Dr. Kerschbaum is also a leading scholar of disability studies and rhetoric. Her first book, Toward a New Rhetoric of Difference (2014) challenges institutional diversity discourse by examining classroom interactions, marketing of higher education, and her own researcher positionality. She is co-editor of Negotiating Disability: Disclosure and Higher Education (2017) and a Special Issue of Composition Forum on “Doing Composition in the Presence of Disability” and also the author of numerous single-authored and collaboratively authored articles on disability and rhetoric in journals such as Research in the Teaching of English, Disability Studies Quarterly, Rhetoric Review, Kairos, and others. She is, as a third nominator writes, “someone dedicated to the advancement of feminist research and pedagogy through the mentorship of feminist colleagues.”

Mentoring in Invisible Spaces

The Award committee agreed, indicating that Stephanie’s nomination packet left a strong impression. Their conversation around her nomination materials was rich, noting especially her wide-ranging mentoring practice that encompasses people at all career stages, from graduate students to middle-career faculty; that she creates spaces for mentorship that are not egocentric; and that she mentors in ways that would typically be invisibilized by institutional structures.

In a typical year, the Lisa Ede Award would be conferred at the Feminisms and Rhetorics Conference, but in 2021, we look forward to featuring Dr. Kerschbaum in conjunction with one of the Coalition’s  “Advancing the Agenda Workshop Series” sessions, which will occur online this fall. Watch for further announcements about this and other sessions!
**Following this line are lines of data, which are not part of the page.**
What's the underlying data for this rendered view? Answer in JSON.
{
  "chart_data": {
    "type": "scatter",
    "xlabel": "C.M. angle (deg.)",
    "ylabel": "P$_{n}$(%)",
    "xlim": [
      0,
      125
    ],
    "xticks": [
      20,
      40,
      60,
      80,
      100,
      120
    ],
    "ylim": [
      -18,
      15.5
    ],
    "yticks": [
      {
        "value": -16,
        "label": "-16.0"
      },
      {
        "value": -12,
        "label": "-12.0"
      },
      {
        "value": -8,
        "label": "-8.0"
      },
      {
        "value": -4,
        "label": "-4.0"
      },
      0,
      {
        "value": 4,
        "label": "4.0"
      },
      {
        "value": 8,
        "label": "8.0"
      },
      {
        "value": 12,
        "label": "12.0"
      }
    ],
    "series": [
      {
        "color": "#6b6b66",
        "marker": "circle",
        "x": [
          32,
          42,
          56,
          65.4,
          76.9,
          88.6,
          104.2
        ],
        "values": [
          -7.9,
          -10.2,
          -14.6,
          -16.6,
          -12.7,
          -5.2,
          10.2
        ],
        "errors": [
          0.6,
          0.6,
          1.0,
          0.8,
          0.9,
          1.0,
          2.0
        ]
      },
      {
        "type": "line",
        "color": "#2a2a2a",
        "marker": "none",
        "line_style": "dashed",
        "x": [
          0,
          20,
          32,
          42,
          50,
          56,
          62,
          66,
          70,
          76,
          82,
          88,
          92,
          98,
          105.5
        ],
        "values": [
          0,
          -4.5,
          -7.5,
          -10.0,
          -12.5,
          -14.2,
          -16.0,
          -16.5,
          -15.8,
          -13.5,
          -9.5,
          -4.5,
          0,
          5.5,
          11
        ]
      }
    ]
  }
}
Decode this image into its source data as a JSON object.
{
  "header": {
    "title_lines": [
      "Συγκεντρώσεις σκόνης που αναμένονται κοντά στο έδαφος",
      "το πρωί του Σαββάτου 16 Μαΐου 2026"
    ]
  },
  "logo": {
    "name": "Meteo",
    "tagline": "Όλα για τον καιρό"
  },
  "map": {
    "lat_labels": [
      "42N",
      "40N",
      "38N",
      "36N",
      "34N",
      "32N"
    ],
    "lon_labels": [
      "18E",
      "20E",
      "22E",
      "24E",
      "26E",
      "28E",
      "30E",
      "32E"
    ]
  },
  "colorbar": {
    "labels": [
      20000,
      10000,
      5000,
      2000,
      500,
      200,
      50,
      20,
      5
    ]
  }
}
In addition to congratulating Dr. Kerschbaum on her achievement, we want to acknowledge the following individuals whose mentoring careers were also illuminated and nominated for this award, evidenced by strong supporting letters: Dr. Katrina Powell (Virginia Tech); Dr. Suellynn Duffey (U Missouri-St. Louis); and Dr. Jane Greer (U Missouri-Kansas City).

Congratulations!

— Tarez Samra Graban
Immediate Past-President
Awards Chair 2020–2022

and members of the 2021 Lisa Ede Mentoring Award Committee
— Amy Lueck
— Becca Richards
— Kaia Simon

 

[The image at the top of this post is a head and shoulders photograph of Dr. Stephanie L. Kerschbaum.]